The UK Government has yet to put a foot right in its handling of the COVID-19 epidemic, and the decision to order 10,000 yet to be invented ventilators from a vacuum cleaner manufacturer while refusing to join the EU procurement effort is almost certainly another misstep on the way to the mother of all Public Inquiries.
If you need to rapidly manufacture a large number of pieces of medical equipment, then you need to do two things: (1) you need to provide (unlimited) support to the existing manufacturers of such equipment to scale up production, and (2) you need some temporary solution that can be constructed with minimal investment and expertise from existing off-the-shelf components (e.g., the OxVent), to tie you over while (1) is ramping up. The one thing (3) you absolutely don't want to do is to set out to invent a completely new solution, and commission it from people with a zero expertise and experience in the highly specialised field.

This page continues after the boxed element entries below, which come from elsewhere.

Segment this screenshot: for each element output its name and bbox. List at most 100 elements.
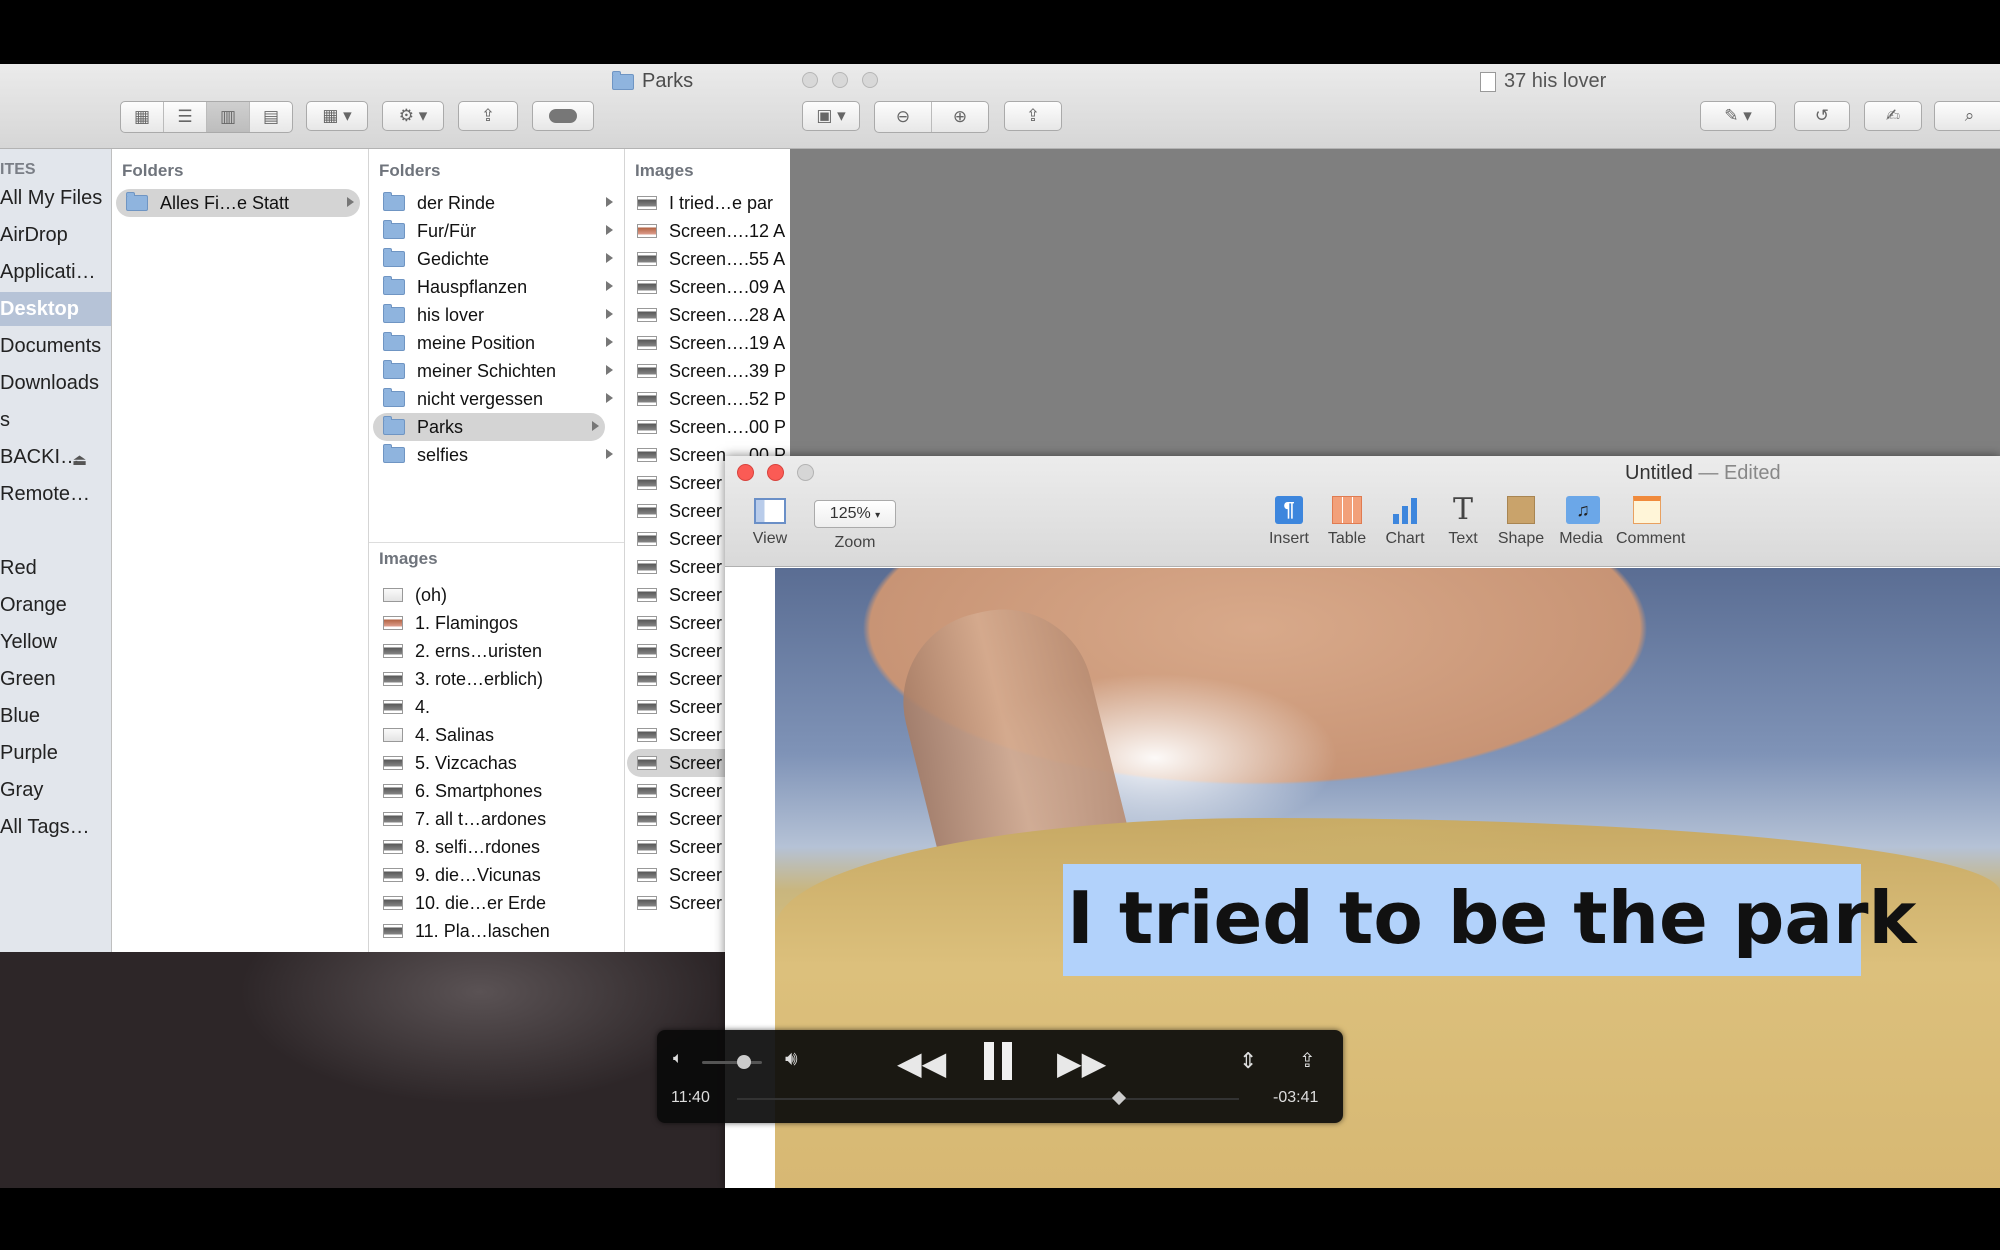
view-button[interactable]: View [739, 498, 801, 548]
sidebar-item[interactable]: Applicati… [0, 255, 111, 289]
image-row[interactable]: Screen….00 P [627, 413, 790, 441]
folder-row[interactable]: meine Position [373, 329, 619, 357]
image-row[interactable]: 6. Smartphones [373, 777, 619, 805]
image-row[interactable]: 5. Vizcachas [373, 749, 619, 777]
image-row[interactable]: Screen….19 A [627, 329, 790, 357]
toolbar-shape-button[interactable]: Shape [1490, 496, 1552, 548]
tags-button[interactable] [532, 101, 594, 131]
sidebar-item[interactable] [0, 514, 111, 548]
folder-row[interactable]: der Rinde [373, 189, 619, 217]
image-row[interactable]: 1. Flamingos [373, 609, 619, 637]
sidebar-item[interactable]: BACKI… [0, 440, 111, 474]
folder-row[interactable]: his lover [373, 301, 619, 329]
sidebar-item[interactable]: Desktop [0, 292, 111, 326]
image-row[interactable]: 8. selfi…rdones [373, 833, 619, 861]
share-button[interactable]: ⇪ [1004, 101, 1062, 131]
image-row[interactable]: 9. die…Vicunas [373, 861, 619, 889]
sidebar-item[interactable]: Red [0, 551, 111, 585]
folder-row[interactable]: selfies [373, 441, 619, 469]
volume-slider[interactable] [702, 1055, 762, 1069]
rotate-button[interactable]: ↺ [1794, 101, 1850, 131]
resize-button[interactable]: ⇕ [1239, 1048, 1257, 1074]
pause-button[interactable] [984, 1042, 1012, 1080]
icon-view-icon[interactable]: ▦ [121, 102, 164, 132]
zoom-control[interactable]: ⊖ ⊕ [874, 101, 989, 133]
fast-forward-button[interactable]: ▶▶ [1057, 1044, 1106, 1082]
playhead-icon[interactable] [1111, 1090, 1126, 1106]
folder-row[interactable]: Parks [373, 413, 605, 441]
close-icon[interactable] [802, 72, 818, 88]
view-mode-control[interactable]: ▦ ☰ ▥ ▤ [120, 101, 293, 133]
eject-icon[interactable]: ⏏ [72, 450, 87, 470]
image-row[interactable]: Screen….12 A [627, 217, 790, 245]
list-view-icon[interactable]: ☰ [164, 102, 207, 132]
sidebar-item[interactable]: Downloads [0, 366, 111, 400]
toolbar-chart-button[interactable]: Chart [1374, 496, 1436, 548]
sidebar-item[interactable]: All Tags… [0, 810, 111, 844]
image-row[interactable]: 11. Pla…laschen [373, 917, 619, 945]
toolbar-table-button[interactable]: Table [1316, 496, 1378, 548]
search-field[interactable]: ⌕ [1934, 101, 2000, 131]
sidebar-item[interactable]: Purple [0, 736, 111, 770]
image-row[interactable]: 3. rote…erblich) [373, 665, 619, 693]
zoom-out-icon[interactable]: ⊖ [875, 102, 932, 132]
sidebar-item[interactable]: Blue [0, 699, 111, 733]
toolbar-comment-button[interactable]: Comment [1616, 496, 1685, 548]
zoom-in-icon[interactable]: ⊕ [932, 102, 988, 132]
share-button[interactable]: ⇪ [1299, 1048, 1316, 1073]
volume-knob[interactable] [737, 1055, 751, 1069]
folder-row[interactable]: Gedichte [373, 245, 619, 273]
zoom-icon[interactable] [797, 464, 814, 481]
sidebar-item[interactable]: Documents [0, 329, 111, 363]
sidebar-item[interactable]: Remote… [0, 477, 111, 511]
selected-text-caption[interactable]: I tried to be the park [1063, 864, 1916, 976]
annotate-button[interactable]: ✎ ▾ [1700, 101, 1776, 131]
sidebar-item[interactable]: Orange [0, 588, 111, 622]
zoom-select[interactable]: 125% ▾ [814, 500, 896, 528]
toolbar-media-button[interactable]: ♫ Media [1550, 496, 1612, 548]
image-row[interactable]: 7. all t…ardones [373, 805, 619, 833]
zoom-icon[interactable] [862, 72, 878, 88]
coverflow-view-icon[interactable]: ▤ [250, 102, 292, 132]
image-row[interactable]: I tried…e par [627, 189, 790, 217]
image-row[interactable]: Screen….39 P [627, 357, 790, 385]
folder-row[interactable]: Fur/Für [373, 217, 619, 245]
sidebar-item[interactable]: Yellow [0, 625, 111, 659]
scrubber-track[interactable] [737, 1090, 1239, 1106]
close-icon[interactable] [737, 464, 754, 481]
sidebar-item[interactable]: s [0, 403, 111, 437]
action-button[interactable]: ⚙ ▾ [382, 101, 444, 131]
sidebar-item[interactable]: All My Files [0, 181, 111, 215]
zoom-menu[interactable]: 125% ▾ Zoom [805, 500, 905, 552]
sidebar-item[interactable]: Gray [0, 773, 111, 807]
image-row[interactable]: 4. Salinas [373, 721, 619, 749]
toolbar-text-button[interactable]: T Text [1432, 495, 1494, 548]
arrange-button[interactable]: ▦ ▾ [306, 101, 368, 131]
image-label: Screer [669, 809, 723, 829]
sidebar-toggle-button[interactable]: ▣ ▾ [802, 101, 860, 131]
sidebar-item[interactable]: AirDrop [0, 218, 111, 252]
folder-row[interactable]: nicht vergessen [373, 385, 619, 413]
image-row[interactable]: 2. erns…uristen [373, 637, 619, 665]
image-row[interactable]: Screen….28 A [627, 301, 790, 329]
rewind-button[interactable]: ◀◀ [897, 1044, 946, 1082]
toolbar-insert-button[interactable]: ¶ Insert [1258, 496, 1320, 548]
minimize-icon[interactable] [767, 464, 784, 481]
image-row[interactable]: 10. die…er Erde [373, 889, 619, 917]
list-item[interactable]: Alles Fi…e Statt [116, 189, 360, 217]
column-view-icon[interactable]: ▥ [207, 102, 250, 132]
image-row[interactable]: (oh) [373, 581, 619, 609]
image-row[interactable]: Screen….52 P [627, 385, 790, 413]
image-row[interactable]: Screen….55 A [627, 245, 790, 273]
image-row[interactable]: 4. [373, 693, 619, 721]
volume-low-icon[interactable]: 🔈︎ [673, 1050, 683, 1068]
edit-button[interactable]: ✍ [1864, 101, 1922, 131]
folder-row[interactable]: meiner Schichten [373, 357, 619, 385]
folder-row[interactable]: Hauspflanzen [373, 273, 619, 301]
image-row[interactable]: 12. [373, 945, 619, 952]
image-row[interactable]: Screen….09 A [627, 273, 790, 301]
volume-high-icon[interactable]: 🔊︎ [785, 1048, 798, 1071]
minimize-icon[interactable] [832, 72, 848, 88]
share-button[interactable]: ⇪ [458, 101, 518, 131]
sidebar-item[interactable]: Green [0, 662, 111, 696]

One doesn't have to be a medical scientist to grasp that pursuing option (3) instead of (2) makes no sense (though, in the interest of full disclosure, I do have a degree in Biomedical Engineering). This is yet another giant gamble, the UK Government yet again basing policy on the most optimistic outcomes. (Or perhaps just BoJo, in his Churchillian self-delusion, on a quest for his 'Spitfire', combined with a dose of Brexiteer cronyism.)
We need to, and can, do better in Scotland. Hopefully the establishment of a separate scientific committee to advise the Scottish Government is a signal that Bute House is, finally, willing to break away from London's inadequate policies, and I hope they will look seriously at the OxVent project.